UBS est le sponsor principal d’Art Basel. Or les relations des grandes banques suisses avec des pays comme les Etats-Unis ou la France, où les collectionneurs d’art sont nombreux, sont désormais tendues. Est-ce que cette actualité a un effet sur votre événement?
Non, cette actualité n’a aucun effet sur Art Basel.
Art Basel. Du 19 au 22 juin. www.artbasel.com
Skopia, depuis 1993 à bâle
Pour la petite galerie genevoise, l’investissement d’Art Basel est lourd. Après des années à perte, il porte désormais ses fruits.
Reprenons. Quatre mois de travail pour concevoir la maquette du stand, réunir la quarantaine d’œuvres qui seront acheminées à Bâle, les encadrer ou leur construire des socles, toutes les photographier, souscrire les assurances, organiser les transports, réserver l’hôtel pour quatre personnes, prévoir des imprévus comme la commande de spots supplémentaires. Pierre-Henri Jaccaud, directeur de la galerie genevoise Skopia, l’une des rares de Suisse romande à être acceptée dans le saint des saints, n’est pas pris au dépourvu: il participe à Art Basel depuis 1993. Au début, sans expérience, il a perdu de l’argent.
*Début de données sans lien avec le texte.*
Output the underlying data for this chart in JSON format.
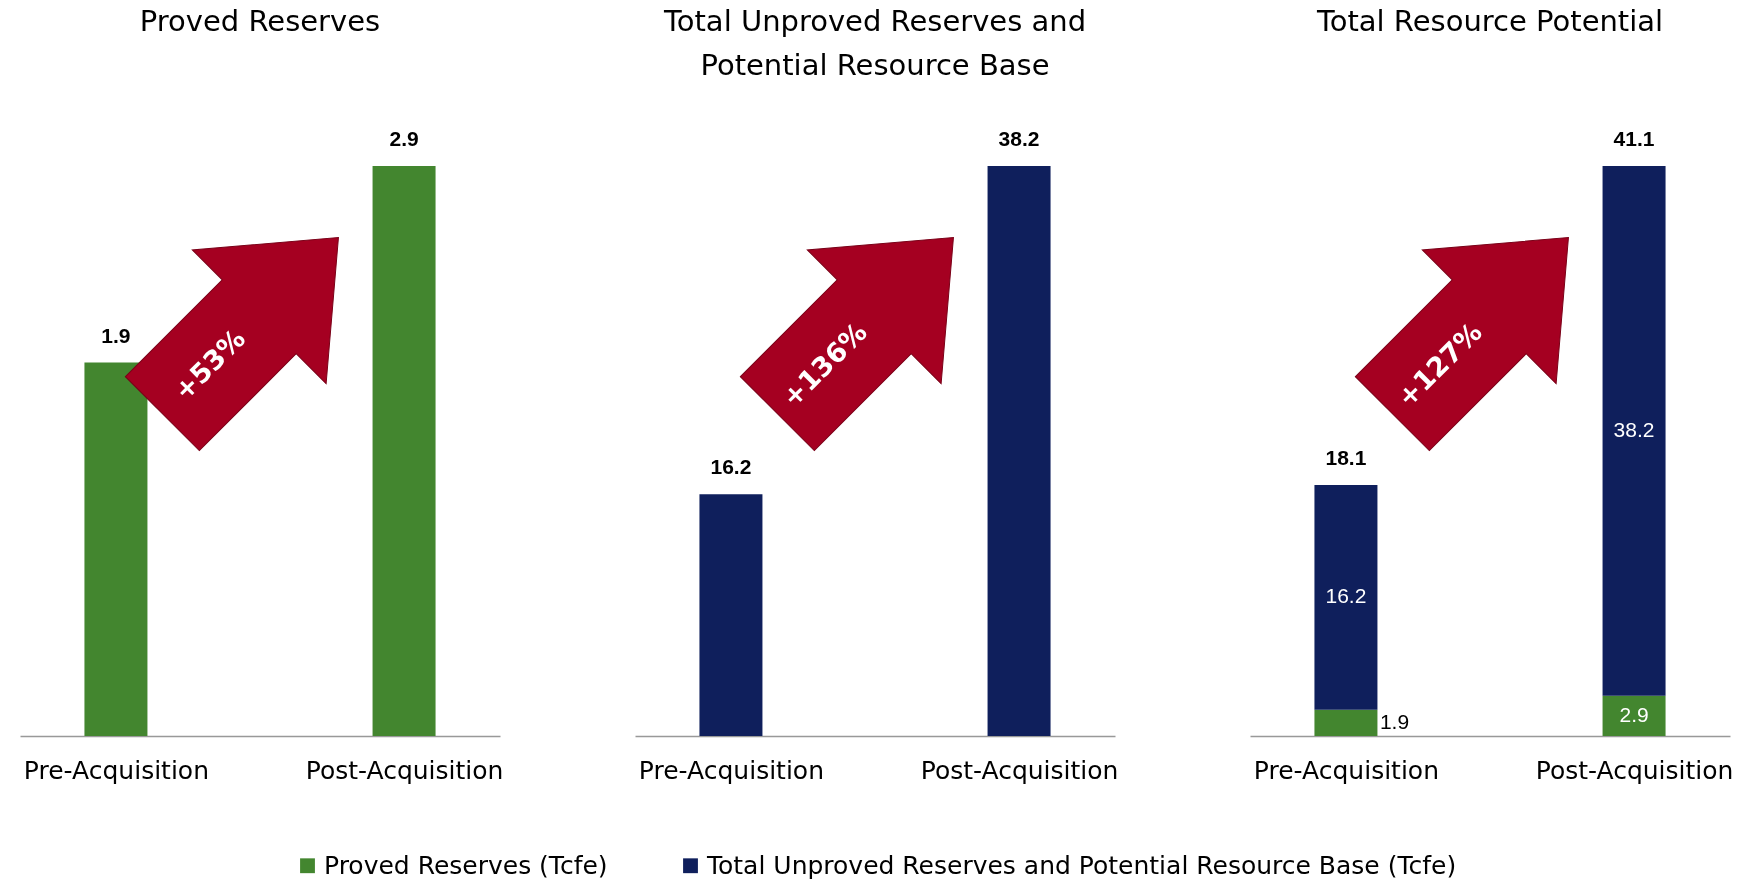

D’année en année, de contact en contact, de pari sur de jeunes artistes en leur reconnaissance postérieure par le milieu de l’art, les affaires ont mieux marché. Elles sont désormais bonnes. Même si l’investissement de la galerie pour chaque édition d’Art Basel se situe entre 70 000 et 100 000 francs. Rien que la location du stand de 60 m2 coûte dans les 50 000 francs. Représentante d’artistes comme Alain Huck, Franz Gertsch, Francis Baudevin ou Silvia Bächi, la galerie Skopia n’a rien de commun avec des géants à multiples filiales comme Hauser & Wirth, Gagosian, Perrotin ou Thaddaeus Ropac. Mais la qualité de sa démarche lui vaut d’être sélectionnée depuis vingt et un ans pour l’incontournable rendez-vous. Une forme d’exploit. LD
Marc Spiegler
Franco-américain de 45 ans, Marc Spiegler a longtemps été journaliste à Chicago. Etabli en Suisse depuis 1998, il a pris en 2007 la succession de Sam Keller à la tête d’Art Basel, de loin la principale foire d’art contemporain du monde. Il dirige également les extensions d’Art Basel à Miami (créée en 2002) et à Hong Kong (2013).